| Network Working Group | O. Finkelman |
| Internet-Draft | Qwilt |
| Intended status: Standards Track | S. Mishra |
| Expires: March 27, 2020 | Verizon |
| September 24, 2019 |
CDNI Request Routing Extensions
draft-ietf-cdni-request-routing-extensions-07
Open Caching is a use case of Content Delivery Networks Interconnetion (CDNI) in which the commercial Content Delivery Network (CDN) is the upstream CDN (uCDN) and the ISP caching layer serves as the downstream CDN (dCDN). The extensions specified in this document to the CDNI Metadata and FCI interfaces are derived from requirements raised by Open Caching but are also applicable to CDNI use cases in general.
The key words "MUST", "MUST NOT", "REQUIRED", "SHALL", "SHALL NOT", "SHOULD", "SHOULD NOT", "RECOMMENDED", "NOT RECOMMENDED", "MAY", and "OPTIONAL" in this document are to be interpreted as described in BCP 14 [RFC2119] [RFC8174] when, and only when, they appear in all capitals, as shown here.
This Internet-Draft is submitted in full conformance with the provisions of BCP 78 and BCP 79.
Internet-Drafts are working documents of the Internet Engineering Task Force (IETF). Note that other groups may also distribute working documents as Internet-Drafts. The list of current Internet-Drafts is at https://datatracker.ietf.org/drafts/current/.
Internet-Drafts are draft documents valid for a maximum of six months and may be updated, replaced, or obsoleted by other documents at any time. It is inappropriate to use Internet-Drafts as reference material or to cite them other than as "work in progress."
This Internet-Draft will expire on March 27, 2020.
Copyright (c) 2019 IETF Trust and the persons identified as the document authors. All rights reserved.
This document is subject to BCP 78 and the IETF Trust's Legal Provisions Relating to IETF Documents (https://trustee.ietf.org/license-info) in effect on the date of publication of this document. Please review these documents carefully, as they describe your rights and restrictions with respect to this document. Code Components extracted from this document must include Simplified BSD License text as described in Section 4.e of the Trust Legal Provisions and are provided without warranty as described in the Simplified BSD License.
The Open Caching working group of the Streaming Video Alliance (SVA) is focused on the delegation of video delivery requests from commercial CDNs to a caching layer at the Internet Service Provider's (ISP) network. Open Caching is a specific use case of CDNI where the commercial CDN is the upstream CDN (uCDN) and the ISP caching layer is the downstream CDN (dCDN). This document defines and registers CDNI generic metadata object [RFC8006] and CDNI Footprint and Capabilities object [RFC8008] that are required for Open Caching request routing. For consistency with other CDNI documents this document follows the CDNI convention of uCDN (upstream CDN) and dCDN (downstream CDN) to represent the commerical CDN and ISP caching layer respectively.
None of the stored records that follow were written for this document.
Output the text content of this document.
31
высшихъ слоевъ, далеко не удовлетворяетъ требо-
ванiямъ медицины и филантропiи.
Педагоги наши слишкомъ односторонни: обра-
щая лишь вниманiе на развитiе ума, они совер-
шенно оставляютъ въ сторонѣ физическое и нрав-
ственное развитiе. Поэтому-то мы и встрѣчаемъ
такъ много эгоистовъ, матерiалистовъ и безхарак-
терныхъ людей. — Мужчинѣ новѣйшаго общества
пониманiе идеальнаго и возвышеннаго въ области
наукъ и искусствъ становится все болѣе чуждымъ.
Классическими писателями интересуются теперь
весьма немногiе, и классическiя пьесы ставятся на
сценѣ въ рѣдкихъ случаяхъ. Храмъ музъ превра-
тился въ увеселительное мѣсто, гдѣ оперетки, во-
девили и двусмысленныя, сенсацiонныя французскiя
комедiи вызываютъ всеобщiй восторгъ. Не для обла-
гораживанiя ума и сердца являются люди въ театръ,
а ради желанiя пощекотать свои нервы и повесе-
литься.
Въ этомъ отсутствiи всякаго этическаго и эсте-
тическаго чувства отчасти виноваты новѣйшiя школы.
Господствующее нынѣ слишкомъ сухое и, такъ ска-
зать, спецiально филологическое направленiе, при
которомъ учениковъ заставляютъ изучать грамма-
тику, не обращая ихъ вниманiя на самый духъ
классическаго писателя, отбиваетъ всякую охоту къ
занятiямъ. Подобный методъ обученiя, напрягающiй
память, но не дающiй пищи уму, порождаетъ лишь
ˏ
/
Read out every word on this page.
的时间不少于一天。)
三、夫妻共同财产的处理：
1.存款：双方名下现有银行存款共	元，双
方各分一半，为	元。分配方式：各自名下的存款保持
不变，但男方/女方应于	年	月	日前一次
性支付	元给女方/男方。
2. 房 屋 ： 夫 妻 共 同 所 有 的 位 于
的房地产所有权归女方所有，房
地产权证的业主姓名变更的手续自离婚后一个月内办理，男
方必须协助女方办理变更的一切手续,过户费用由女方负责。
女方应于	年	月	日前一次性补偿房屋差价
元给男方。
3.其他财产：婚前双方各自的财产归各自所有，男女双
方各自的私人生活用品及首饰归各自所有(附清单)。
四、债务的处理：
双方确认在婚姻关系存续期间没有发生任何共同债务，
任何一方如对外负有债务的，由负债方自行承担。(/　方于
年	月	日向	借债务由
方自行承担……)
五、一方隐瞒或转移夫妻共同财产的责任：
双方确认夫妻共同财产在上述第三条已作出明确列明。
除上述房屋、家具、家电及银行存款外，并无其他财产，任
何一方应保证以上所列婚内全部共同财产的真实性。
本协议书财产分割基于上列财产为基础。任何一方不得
This document also registers CDNI Payload Types [RFC7736] for the defined objects:
The following terms are used throughout this document:
Additionaly, this document reuses the terminology defined in [RFC6707], [RFC7336], [RFC8006], [RFC8007], and [RFC8008]. Specifically, we use the following CDNI acronyms:
Iterative request redirection is defined in Section 1.1 of [RFC7336] and elaborated by examples in Sections 3.2 and 3.4 of [RFC7336]. A Redirection Target (RT) is defined in Section 2 of [RFC7975] for Recursive Request Redirection as:
In this document we adopt the same defintion of the RT for the Iterative Request Redirect use case. This use case requires the provisioning of the RT address to be used by the uCDN in order to redirect to the dCDN. RT addresses can vary between different footprints, for example, between different regions, and they may also change over time, for example as a result of network problems. Given this variable and dynamic nature of the redirect target address, it may not be suitable to advertise it during bootstrap. A more dynamic and footprint oriented interface is required. Section 4.3 of [RFC7336] suggests that it could be one of the roles of the FCI [RFC8008]. Following this suggestion we have, therefore, chosen to use the CDNI Footprint and Capabilities interface for redirect target address advertisement.
Use cases
The Redirect Target capability object is used to indicate the target address the uCDN should use in order to redirect a client to the dCDN. A target may be attached to a specific uCDN host, a list of uCDN hosts, or used globally for all the hosts of the uCDN.
When a dCDN is attaching the redirect target to a specific uCDN host or a list of uCDN hosts, the dCDN MUST advertise the hosts within the Redirect Target capability object as "redirecting-hosts". In this case, the uCDN can redirect to that dCDN address, only if the User Agent request was to one of these uCDN hosts.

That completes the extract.